- What are bio-identical or natural hormones?
- How do I get Bio-identical Hormones?
- Once I get my prescription where do I get it filled?
- What is a compounding pharmacy?
- How do I take bio-identical hormones?
- Where do bio-identical hormones come from?
- Aren’t they also “synthetic” if they are made in a lab?
- Where do bio-identical hormones come from?
- Will my insurance cover the cost of bio-identical hormones?
- How will the medical provider know what dose to prescribe for me?
What are bio-identical or natural hormones?
They are hormones identical in molecular structure to those the body produces, and in their physiologic amounts. When we “replace” deficient levels of hormones in the body it makes the best sense to replace the exact hormone that is deficient, not a synthetic, altered version of that hormone like ones coming from horse urine. The hormones we most commonly use are Estradiol, Progesterone, Testosterone, and DHEA.

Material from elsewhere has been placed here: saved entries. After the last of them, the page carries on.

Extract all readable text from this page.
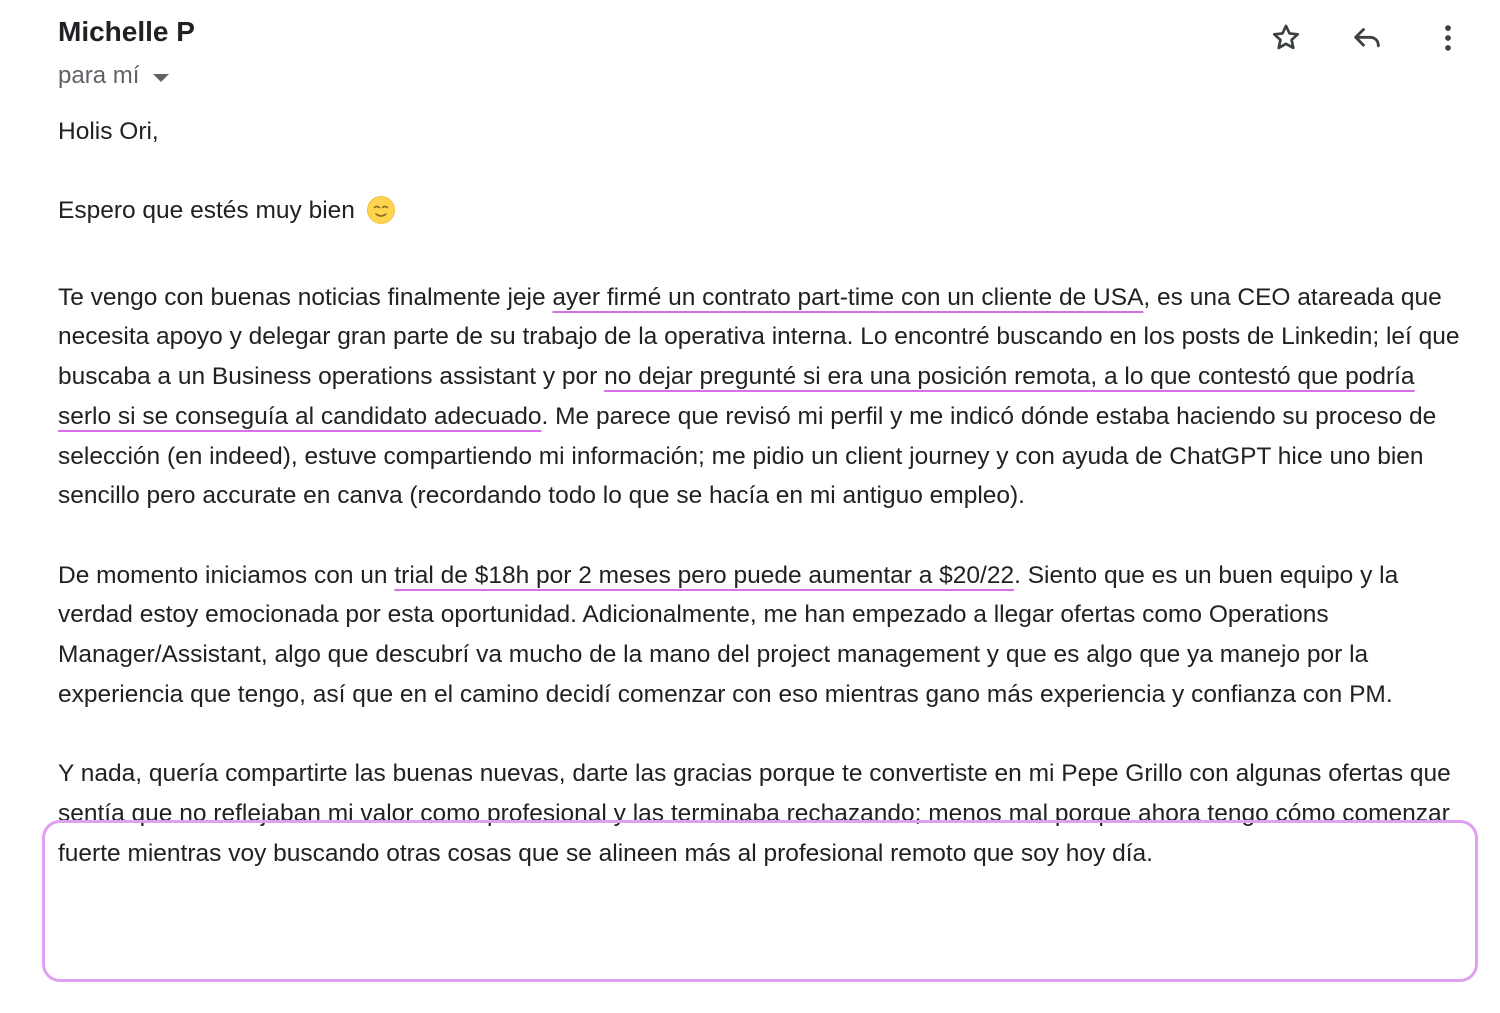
Michelle P
para mí

Holis Ori,

Espero que estés muy bien

Te vengo con buenas noticias finalmente jeje ayer firmé un contrato part-time con un cliente de USA, es una CEO atareada que necesita apoyo y delegar gran parte de su trabajo de la operativa interna. Lo encontré buscando en los posts de Linkedin; leí que buscaba a un Business operations assistant y por no dejar pregunté si era una posición remota, a lo que contestó que podría serlo si se conseguía al candidato adecuado. Me parece que revisó mi perfil y me indicó dónde estaba haciendo su proceso de selección (en indeed), estuve compartiendo mi información; me pidio un client journey y con ayuda de ChatGPT hice uno bien sencillo pero accurate en canva (recordando todo lo que se hacía en mi antiguo empleo).

De momento iniciamos con un trial de $18h por 2 meses pero puede aumentar a $20/22. Siento que es un buen equipo y la verdad estoy emocionada por esta oportunidad. Adicionalmente, me han empezado a llegar ofertas como Operations Manager/Assistant, algo que descubrí va mucho de la mano del project management y que es algo que ya manejo por la experiencia que tengo, así que en el camino decidí comenzar con eso mientras gano más experiencia y confianza con PM.

Y nada, quería compartirte las buenas nuevas, darte las gracias porque te convertiste en mi Pepe Grillo con algunas ofertas que sentía que no reflejaban mi valor como profesional y las terminaba rechazando; menos mal porque ahora tengo cómo comenzar fuerte mientras voy buscando otras cosas que se alineen más al profesional remoto que soy hoy día.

How do I get Bio-identical Hormones?
Besides low potency progesterone creams that are available over the counter, Bio-Identical hormones must be prescribed by a medical provider.
Once I get my prescription where do I get it filled?

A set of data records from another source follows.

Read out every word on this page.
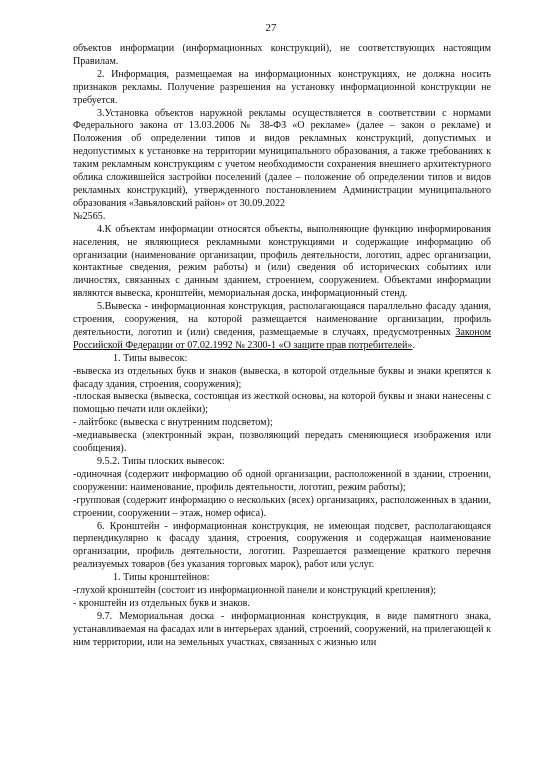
27

объектов информации (информационных конструкций), не соответствующих настоящим Правилам.

2. Информация, размещаемая на информационных конструкциях, не должна носить признаков рекламы. Получение разрешения на установку информационной конструкции не требуется.

3.Установка объектов наружной рекламы осуществляется в соответствии с нормами Федерального закона от 13.03.2006 № 38-ФЗ «О рекламе» (далее – закон о рекламе) и Положения об определении типов и видов рекламных конструкций, допустимых и недопустимых к установке на территории муниципального образования, а также требованиях к таким рекламным конструкциям с учетом необходимости сохранения внешнего архитектурного облика сложившейся застройки поселений (далее – положение об определении типов и видов рекламных конструкций), утвержденного постановлением Администрации муниципального образования «Завьяловский район» от 30.09.2022

№2565.

4.К объектам информации относятся объекты, выполняющие функцию информирования населения, не являющиеся рекламными конструкциями и содержащие информацию об организации (наименование организации, профиль деятельности, логотип, адрес организации, контактные сведения, режим работы) и (или) сведения об исторических событиях или личностях, связанных с данным зданием, строением, сооружением. Объектами информации являются вывеска, кронштейн, мемориальная доска, информационный стенд.

5.Вывеска - информационная конструкция, располагающаяся параллельно фасаду здания, строения, сооружения, на которой размещается наименование организации, профиль деятельности, логотип и (или) сведения, размещаемые в случаях, предусмотренных Законом Российской Федерации от 07.02.1992 № 2300-1 «О защите прав потребителей».

1. Типы вывесок:

-вывеска из отдельных букв и знаков (вывеска, в которой отдельные буквы и знаки крепятся к фасаду здания, строения, сооружения);

-плоская вывеска (вывеска, состоящая из жесткой основы, на которой буквы и знаки нанесены с помощью печати или оклейки);

- лайтбокс (вывеска с внутренним подсветом);

-медиавывеска (электронный экран, позволяющий передать сменяющиеся изображения или сообщения).

9.5.2. Типы плоских вывесок:

-одиночная (содержит информацию об одной организации, расположенной в здании, строении, сооружении: наименование, профиль деятельности, логотип, режим работы);

-групповая (содержит информацию о нескольких (всех) организациях, расположенных в здании, строении, сооружении – этаж, номер офиса).

6. Кронштейн - информационная конструкция, не имеющая подсвет, располагающаяся перпендикулярно к фасаду здания, строения, сооружения и содержащая наименование организации, профиль деятельности, логотип. Разрешается размещение краткого перечня реализуемых товаров (без указания торговых марок), работ или услуг.

1. Типы кронштейнов:

-глухой кронштейн (состоит из информационной панели и конструкций крепления);

- кронштейн из отдельных букв и знаков.

9.7. Мемориальная доска - информационная конструкция, в виде памятного знака, устанавливаемая на фасадах или в интерьерах зданий, строений, сооружений, на прилегающей к ним территории, или на земельных участках, связанных с жизнью или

Bio-identical hormones are not available at any pharmacy. They are only available at a compounding pharmacy. This is because the ingredients are naturally derived and it is impossible for a manufacturer to obtain a patent on these substances. Without a patent it is unlikely that a manufacturer will go to the expense of obtaining these products for marketing and sales. Therefore, bio-identical hormones must be individually prepared for you by a compounding pharmacist.
What is a compounding pharmacy?
It is actually one of the oldest types of pharmacies in the world, basically an apothecary with a pharmacist trained in these formulations. They prepare the hormones from pure ingredients on the order of a medical provider. The pharmacist and provider work closely together to create just the right dosage and strength for you, the patient.
How do I take bio-identical hormones?
There are many different formulations and methods in which compounded hormones can be made. Each method has advantages for different uses. Most commonly they are prepared as transdermal creams, but can also be formulation in oral forms, suppositories or troches (a type of lozenge), and pellets.
Where do bio-identical hormones come from?
The hormones are termed “bio-identical” or “natural” because they are identical to the hormones in the body. They are often derived from natural sources-like soybeans or yams, but this is not universal. They still have to be converted chemically in a lab to create the hormones that are identical and indistinguishable from the body’s own and ones which the body is able to metabolize properly.
Aren’t they also “synthetic” if they are made in a lab?
Bio-identical hormones are natural in the sense that they are biologically identical to the molecular structure and function of the hormones in your body. Other manufactured hormones are considered “synthetic” because they are chemically altered forms of the body’s own natural hormones.
Will my insurance cover the cost of bio-identical hormones?
These bio-identical hormones are compounded by the pharmacist for each individual patient and are not, therefore, mass-produced like many pharmaceuticals. However, most insurance companies will reimburse a portion of the cost to the patient. It is best to call your insurance company in advance to confirm your specific benefits. Additionally, you may use your flexible spending account to reimburse you for your prescriptions.
Are bio-identical hormones FDA approved?
The Food and Drug Act of 1938 contains specific information about the approval process, with the expressed intention of not interfering with a doctor’s ability to treat his or her patient. “The FDA cannot approve or disprove of how a legally marketed drug is used by a physician in practice. The agency approves of what the manufacturer may recommend about uses in its labeling (package insert) and advertising.” (JAMA 1984;252:1054-5). Therefore, the physician and/or medical provider has the ultimate responsibility for judging the appropriateness of a medication for his or her patients.
How will the medical provider know what dose to prescribe for me?
Every patient is an individual and therefore treated differently. Every patient undergoes blood and/or salivary testing to determine their baseline hormone levels. Based on these lab studies (and the patient’s medical history and symptoms) an initial dose is prescribed. Doses are then slowly adjusted until the patient’s symptoms are under control and their lab studies show them to be at an optimal level. Performing lab tests takes the guesswork out of prescribing hormones and also allows for routine monitoring.